The discovery of the wreck was announced in January 2012.

=== Grounding of USS Tiru ===
On 2 November 1966, the United States submarine USS Tiru departed from Brisbane for Subic Bay. On 4 November, the submarine ran aground on Frederick Reef. For two days, the submarine attempted to back off the reef under her own power, but was unsuccessful. On 6 November, Australian destroyer HMAS Vendetta and civilian tugboat Carlock arrived to assist the salvage of Tiru. The submarine was towed to Brisbane, where she was drydocked for emergency repairs and damage assessment.

Following temporary repairs to her sonar dome, outer hull, and keel, the submarine gingerly made her way from Australia to the United States Naval Ship Repair Facility, Yokosuka, Japan. En route, Tiru called at Guam to provision alongside and pick up new crew members. Arriving at Yokosuka on 29 November, the submarine entered drydock for restricted availability.

=== Grounding of Jhansi Ki Rani ===
On 23 April 1986, Jhansi Ki Rani, an India-flagged bulk carrier departed from Newcastle, New South Wales for Japan with 74,000 tonnes of coal on board. The route for the voyage had been planned and plotted by the Second Officer, approved by the Master, and was to take the vessel 10 nmi east of Frederick Reef sometime on 26 April.

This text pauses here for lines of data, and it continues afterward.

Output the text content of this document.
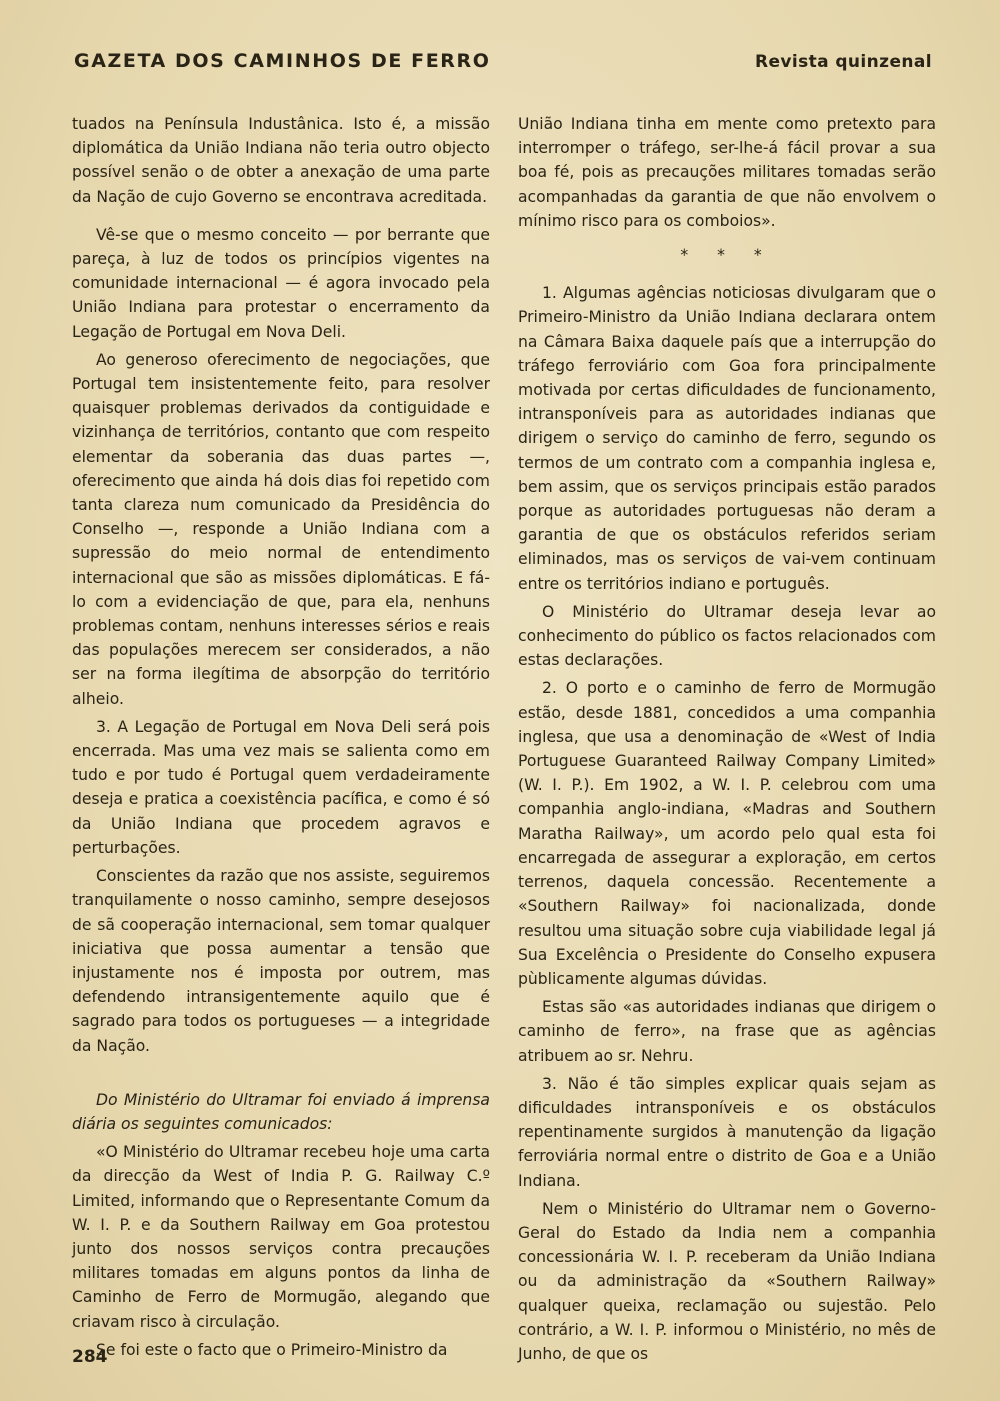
GAZETA DOS CAMINHOS DE FERRO	Revista quinzenal

tuados na Península Industânica. Isto é, a missão diplomática da União Indiana não teria outro objecto possível senão o de obter a anexação de uma parte da Nação de cujo Governo se encontrava acreditada.

Vê-se que o mesmo conceito — por berrante que pareça, à luz de todos os princípios vigentes na comunidade internacional — é agora invocado pela União Indiana para protestar o encerramento da Legação de Portugal em Nova Deli.

Ao generoso oferecimento de negociações, que Portugal tem insistentemente feito, para resolver quaisquer problemas derivados da contiguidade e vizinhança de territórios, contanto que com respeito elementar da soberania das duas partes —, oferecimento que ainda há dois dias foi repetido com tanta clareza num comunicado da Presidência do Conselho —, responde a União Indiana com a supressão do meio normal de entendimento internacional que são as missões diplomáticas. E fá-lo com a evidenciação de que, para ela, nenhuns problemas contam, nenhuns interesses sérios e reais das populações merecem ser considerados, a não ser na forma ilegítima de absorpção do território alheio.

3. A Legação de Portugal em Nova Deli será pois encerrada. Mas uma vez mais se salienta como em tudo e por tudo é Portugal quem verdadeiramente deseja e pratica a coexistência pacífica, e como é só da União Indiana que procedem agravos e perturbações.

Conscientes da razão que nos assiste, seguiremos tranquilamente o nosso caminho, sempre desejosos de sã cooperação internacional, sem tomar qualquer iniciativa que possa aumentar a tensão que injustamente nos é imposta por outrem, mas defendendo intransigentemente aquilo que é sagrado para todos os portugueses — a integridade da Nação.

Do Ministério do Ultramar foi enviado á imprensa diária os seguintes comunicados:

«O Ministério do Ultramar recebeu hoje uma carta da direcção da West of India P. G. Railway C.º Limited, informando que o Representante Comum da W. I. P. e da Southern Railway em Goa protestou junto dos nossos serviços contra precauções militares tomadas em alguns pontos da linha de Caminho de Ferro de Mormugão, alegando que criavam risco à circulação.

Se foi este o facto que o Primeiro-Ministro da

União Indiana tinha em mente como pretexto para interromper o tráfego, ser-lhe-á fácil provar a sua boa fé, pois as precauções militares tomadas serão acompanhadas da garantia de que não envolvem o mínimo risco para os comboios».

* * *

1. Algumas agências noticiosas divulgaram que o Primeiro-Ministro da União Indiana declarara ontem na Câmara Baixa daquele país que a interrupção do tráfego ferroviário com Goa fora principalmente motivada por certas dificuldades de funcionamento, intransponíveis para as autoridades indianas que dirigem o serviço do caminho de ferro, segundo os termos de um contrato com a companhia inglesa e, bem assim, que os serviços principais estão parados porque as autoridades portuguesas não deram a garantia de que os obstáculos referidos seriam eliminados, mas os serviços de vai-vem continuam entre os territórios indiano e português.

O Ministério do Ultramar deseja levar ao conhecimento do público os factos relacionados com estas declarações.

2. O porto e o caminho de ferro de Mormugão estão, desde 1881, concedidos a uma companhia inglesa, que usa a denominação de «West of India Portuguese Guaranteed Railway Company Limited» (W. I. P.). Em 1902, a W. I. P. celebrou com uma companhia anglo-indiana, «Madras and Southern Maratha Railway», um acordo pelo qual esta foi encarregada de assegurar a exploração, em certos terrenos, daquela concessão. Recentemente a «Southern Railway» foi nacionalizada, donde resultou uma situação sobre cuja viabilidade legal já Sua Excelência o Presidente do Conselho expusera pùblicamente algumas dúvidas.

Estas são «as autoridades indianas que dirigem o caminho de ferro», na frase que as agências atribuem ao sr. Nehru.

3. Não é tão simples explicar quais sejam as dificuldades intransponíveis e os obstáculos repentinamente surgidos à manutenção da ligação ferroviária normal entre o distrito de Goa e a União Indiana.

Nem o Ministério do Ultramar nem o Governo-Geral do Estado da India nem a companhia concessionária W. I. P. receberam da União Indiana ou da administração da «Southern Railway» qualquer queixa, reclamação ou sujestão. Pelo contrário, a W. I. P. informou o Ministério, no mês de Junho, de que os

284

During the Second Officer's watch, constant rain had reduced visibility from 10 km to 3 km. At 1515, an object was detected on radar, 17.5 nmi away to port. It was assumed that this was the Frederick Reefs Lighthouse, but was actually another ship, MV Fort Resolution. Two hours later, another radar echo was picked up, 9 nmi away. While attempting to clarify the indistinct radar signal, it became obscured by rain clutter, then vanished. Assumed to be a ship, the lookout was instructed to keep watch off the starboard bow. The ship's Master arrived on the bridge at 1725, to confirm the progress of the voyage and to prepare for the passing of Frederick Reefs.

Shortly after this, the Chief Officer and lookout both reported a white line close ahead; waves breaking over the edge of the reef. The ship was ordered to swing hard to port, but did not swing far enough to clear the southern edge of the reef, running aground 5.7 nmi from the tower. The engines were stopped, and at 1736 were put full astern in an attempt to pull the ship off the reef. After almost two hours, the failed attempts ceased.

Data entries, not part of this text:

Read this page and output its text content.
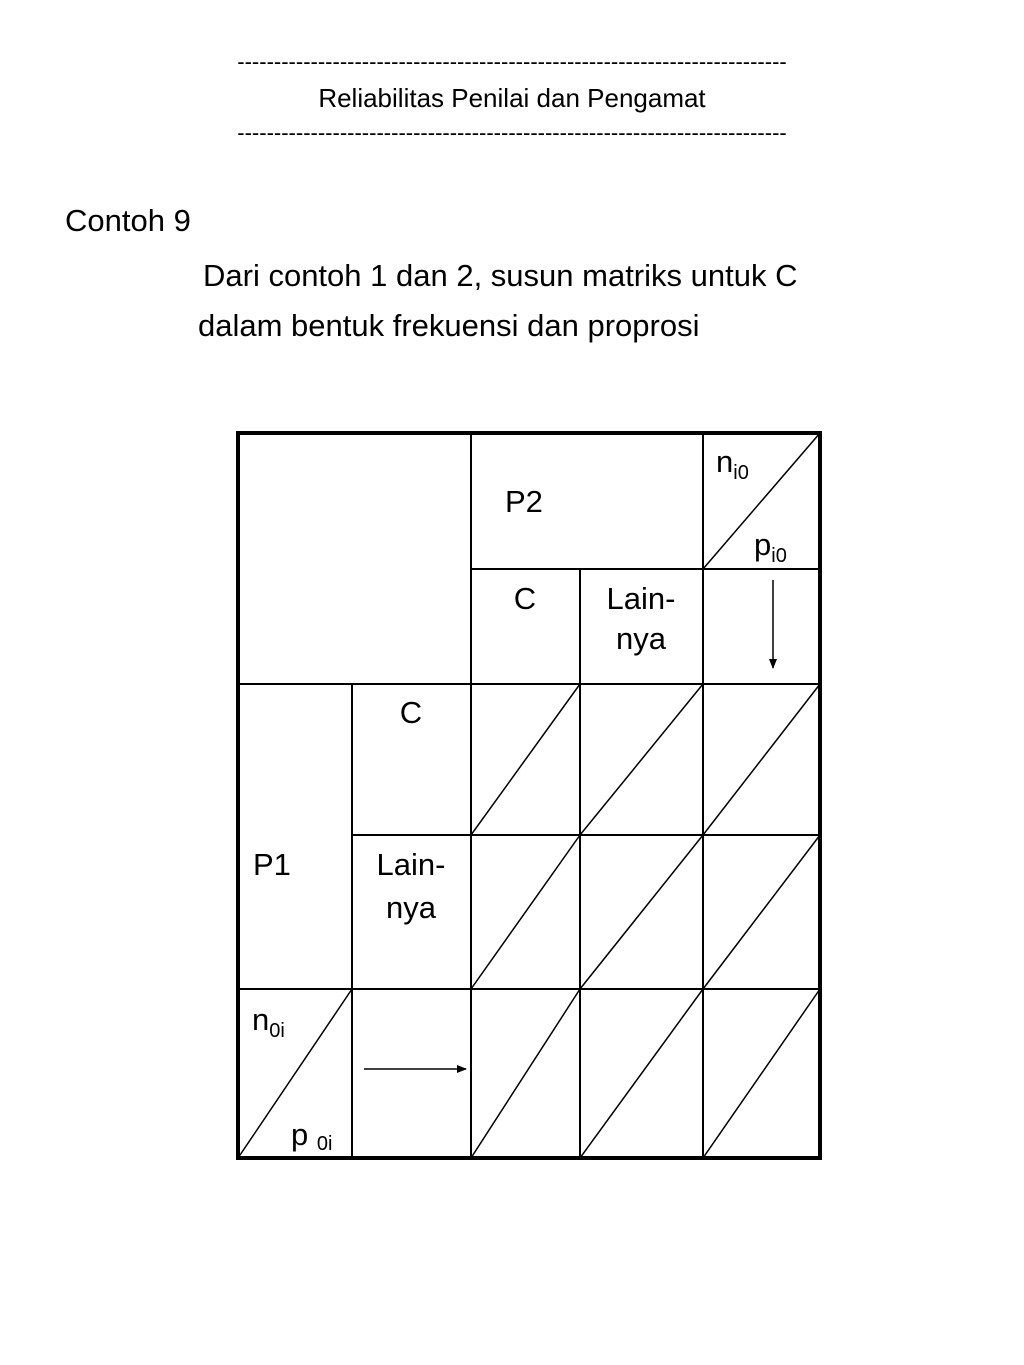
---------------------------------------------------------------------------
Reliabilitas Penilai dan Pengamat
---------------------------------------------------------------------------
Contoh 9
Dari contoh 1 dan 2, susun matriks untuk C
dalam bentuk frekuensi dan proprosi
P2
$n_{i0}$
$p_{i0}$
C Lain-
nya
C
P1	Lain-
nya
$n_{0i}$
p 0i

Some oil pollution was observed after the grounding. This pollution was attributed to the forward oil fuel deep tank, which was damaged. All other fuel tanks were situated aft and were intact .

The vessel was recovered and refloated on 4 May, and after being anchored for inspection, was towed to Singapore for repairs, then put up for auction with her cargo of coal.